Gros plan sur la campagne : Rija Kamal, vaccinée contre le VPH, et Syed Mustafa Kamal, ministre pakistanais de la Santé

Le 20 septembre, Rija Kamal s’est avancée devant un groupe de journalistes réunis pour recevoir son vaccin.
Son père, le ministre fédéral des Services nationaux de santé, Syed Mustafa Kamal, était assis à ses côtés. « Afin de garantir qu’aucune fille de notre pays ne soit laissée pour compte à cause de la désinformation, j’ai décidé de faire vacciner ma fille en public », a-t-il déclaré à la presse.
« Ce geste vise à briser les rumeurs nuisibles autour du vaccin contre le VPH et à inspirer les parents — en particulier ceux induits en erreur par la propagande — à agir et à protéger leurs filles du cancer du col de l’utérus grâce à une vaccination en temps voulu », a ajouté Mustafa devant les journalistes.
Cette injection ne protégerait pas seulement Rija du virus à l’origine du cancer, mais bien d’autres filles encore. Le 26 septembre, le ministre de la Santé a indiqué que cette vaccination publique avait eu « un impact considérable ».
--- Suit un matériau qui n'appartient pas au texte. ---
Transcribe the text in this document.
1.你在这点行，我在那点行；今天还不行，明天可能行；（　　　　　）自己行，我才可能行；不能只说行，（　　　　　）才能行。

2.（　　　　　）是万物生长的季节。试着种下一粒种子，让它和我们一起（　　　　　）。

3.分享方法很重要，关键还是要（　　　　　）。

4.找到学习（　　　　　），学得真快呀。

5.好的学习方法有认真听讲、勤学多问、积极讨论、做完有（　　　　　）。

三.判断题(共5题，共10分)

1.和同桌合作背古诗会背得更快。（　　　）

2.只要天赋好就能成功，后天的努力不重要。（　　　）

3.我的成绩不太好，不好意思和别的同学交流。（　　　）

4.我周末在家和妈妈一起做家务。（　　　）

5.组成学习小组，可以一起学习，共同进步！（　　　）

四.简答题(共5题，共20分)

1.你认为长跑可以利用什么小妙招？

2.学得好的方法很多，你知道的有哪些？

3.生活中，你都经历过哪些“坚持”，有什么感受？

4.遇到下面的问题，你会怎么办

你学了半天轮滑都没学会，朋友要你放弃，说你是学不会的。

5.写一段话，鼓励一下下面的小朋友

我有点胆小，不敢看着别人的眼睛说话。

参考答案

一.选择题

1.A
« À partir du cinquième jour de la campagne, le taux de refus a commencé à baisser, et l’adhésion a grimpé à 70–80 % dans certains districts », a-t-il ajouté.
Pour aller plus loin
Le chanteur et militant pour l’éducation Shehzad Roy s’est également joint à la campagne. S’exprimant dans une école de Karachi, il a exhorté les parents à ne pas se laisser influencer par les rumeurs circulant sur les réseaux sociaux, mais à faire confiance aux bienfaits prouvés de la vaccination contre le VPH pour protéger leurs filles.
Dans l’espoir de maintenir l’élan acquis de haute lutte, le gouvernement a prolongé la campagne de trois jours supplémentaires. À la clôture de la campagne, le ministre de la Santé a pu annoncer qu’elle avait « surmonté les revers initiaux alimentés par les sceptiques en ligne et atteint jusqu’à présent plus de 70 % de son objectif au niveau national ».
Bilan de la campagne : point de situation en octobre
- Après la prolongation de trois jours (du 29 septembre au 1er octobre), la couverture globale parmi les filles âgées de 9 à 14 ans éligibles atteignait 71 %, selon les données gouvernementales.
- Cela représente 9,2 millions de filles vaccinées – soit 9,2 millions de filles protégées contre le cancer du col de l’utérus – en seulement 15 jours.
- L’élan compte : la prolongation de trois jours de la campagne a permis d’administrer 1,4 million de doses supplémentaires. Les taux de couverture dans le Pendjab, en particulier, ont fortement augmenté pendant ces jours de rattrapage.
- Des efforts restent à faire : 18 districts affichent encore des taux de couverture inférieurs à 60 %. En complément de la vaccination continue dans les cliniques, les écoles et par les activités de proximité, le gouvernement recommande un « suivi intensif » dans les zones à faible couverture.